Vor allem müssen wir unsere Strafverfolgungsbehörden so großzügig finanzieren, wie Oligarchen ihre Anwälte finanzieren: Große Korruption kann man nicht billig bekämpfen. Auch gute Politiken der letzten Jahre, wie die „ungeklärte Vermögensordnungen” von 2017, die darauf abzielten, hinter raffinierten Hüllenstrukturen versteckte Vermögenswerte von Kriminellen zu bekämpfen, sind weitgehend gescheitert, weil den Ermittlern die Mittel fehlen, um sie zu verwenden. Wir müssen ausgeben, was nötig ist, um kleptokratisches Geld aus dem Land zu vertreiben.

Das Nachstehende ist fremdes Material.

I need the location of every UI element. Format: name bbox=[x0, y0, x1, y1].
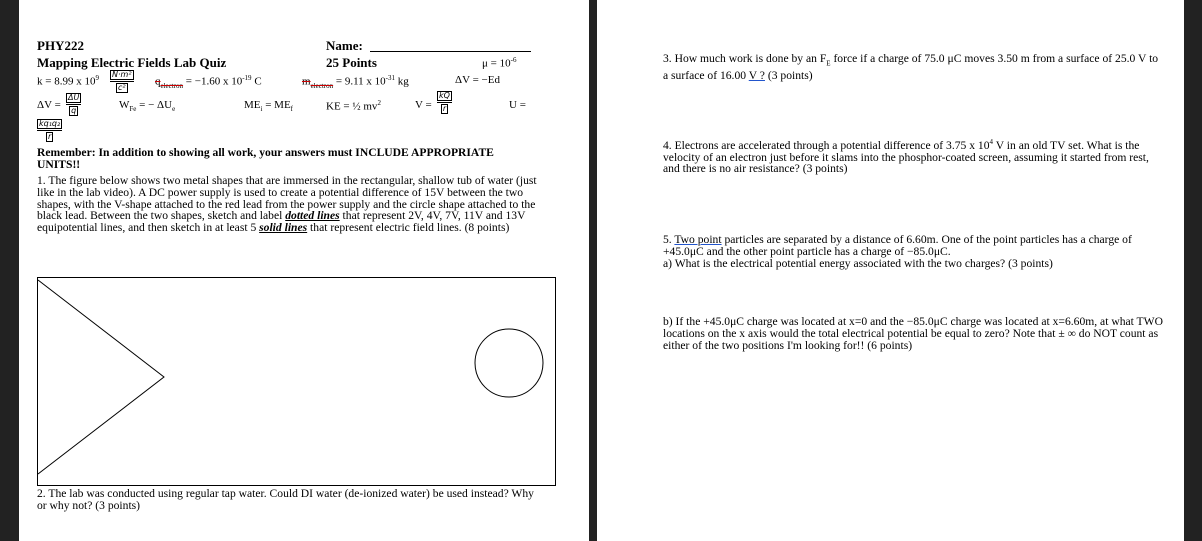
mech-energy-formula: $ME_i = ME_f$ bbox=[244, 99, 294, 114]
question-5b: b) If the +45.0μC charge was located at x=0 and the −85.0μC charge was located at x=6.60m, at what TWO locations on the x axis would the total electrical potential be equal to zero? Note that ± ∞ do NOT count as either of the two positions I'm looking for!! (6 points) bbox=[663, 315, 1163, 352]
quiz-page-left bbox=[19, 0, 589, 541]
circle-electrode bbox=[475, 329, 543, 397]
kinetic-energy-formula: KE = ½ $mv^2$ bbox=[326, 99, 381, 113]
electron-mass-constant: $m_{electron} = 9.11$ x $10^{-31}$ kg bbox=[302, 74, 409, 90]
u-label: U = bbox=[509, 99, 526, 111]
question-2: 2. The lab was conducted using regular tap water. Could DI water (de-ionized water) be used instead? Why or why not? (3 points) bbox=[37, 487, 534, 512]
v-label: V = bbox=[415, 99, 432, 111]
electron-charge-constant: $q_{electron} = -1.60$ x $10^{-19}$ C bbox=[155, 74, 262, 90]
dv-ed-formula: ΔV = −Ed bbox=[455, 74, 500, 86]
question-3: 3. How much work is done by an $F_E$ force if a charge of 75.0 μC moves 3.50 m from a surface of 25.0 V to a surface of 16.00 V ? (3 points) bbox=[663, 52, 1159, 83]
tub-outline bbox=[38, 278, 556, 486]
quiz-title: Mapping Electric Fields Lab Quiz bbox=[37, 55, 227, 70]
mu-constant: $\mu = 10^{-6}$ bbox=[482, 56, 517, 70]
work-formula: $W_{Fe}$ = − $\Delta U_e$ bbox=[119, 99, 176, 114]
u-handwritten-fraction: $\frac{\text{kq₁q₂}}{r}$ bbox=[39, 119, 61, 141]
v-handwritten-fraction: $\frac{kQ}{r}$ bbox=[439, 91, 450, 113]
question-5: 5. Two point particles are separated by a distance of 6.60m. One of the point particles has a charge of +45.0μC and the other point particle has a charge of −85.0μC. a) What is the electrical potential energy associated with the two charges? (3 points) bbox=[663, 233, 1132, 270]
v-shape-electrode bbox=[38, 280, 164, 474]
water-tub-figure bbox=[37, 277, 557, 487]
dv-label: ΔV = bbox=[37, 99, 61, 111]
dv-handwritten-fraction: $\frac{\Delta U}{q}$ bbox=[68, 93, 80, 115]
course-code: PHY222 bbox=[37, 38, 84, 53]
question-1: 1. The figure below shows two metal shapes that are immersed in the rectangular, shallow tub of water (just like in the lab video). A DC power supply is used to create a potential difference of 15V between the two shapes, with the V-shape attached to the red lead from the power supply and the circle shape attached to the black lead. Between the two shapes, sketch and label dotted lines that represent 2V, 4V, 7V, 11V and 13V equipotential lines, and then sketch in at least 5 solid lines that represent electric field lines. (8 points) bbox=[37, 174, 537, 235]
points-label: 25 Points bbox=[326, 55, 377, 70]
k-constant: k = 8.99 x $10^9$ bbox=[37, 74, 99, 88]
question-4: 4. Electrons are accelerated through a potential difference of 3.75 x $10^4$ V in an old TV set. What is the velocity of an electron just before it slams into the phosphor-coated screen, assuming it started from rest, and there is no air resistance? (3 points) bbox=[663, 138, 1149, 176]
k-units-handwritten: $\frac{\text{N·m²}}{\text{c²}}$ bbox=[112, 70, 132, 92]
name-label: Name: bbox=[326, 38, 363, 53]
name-blank-line[interactable] bbox=[370, 51, 531, 52]
remember-note: Remember: In addition to showing all work, your answers must INCLUDE APPROPRIATE UNITS!! bbox=[37, 146, 494, 171]
quiz-page-right bbox=[597, 0, 1184, 541]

Johnson ist nicht der erste Premierminister, der sich dieser Herausforderung nicht stellt – Tony Blair und David Cameron schmusten beide mit Putin, selbst als es offensichtlich war, was für ein Führer er war. Und ich glaube nicht, dass Johnson persönlich korrupt oder von russischem Geld befleckt ist; Er ist faul, leichtsinnig und nicht bereit, teure, mühsame Initiativen zu starten, die erst lange nach seinem Ausscheiden aus dem Amt Ergebnisse bringen und sich nicht die Ehre dafür nehmen können. Es ist jedoch an der Zeit, dass seine Kollegen eingreifen und ihn zum Handeln zwingen. Dies ist ein ernster Moment, und er erfordert ernsthafte Menschen, die bereit sind, in die langfristige Sicherheit unseres Landes und die Zukunft der Demokratie überall zu investieren.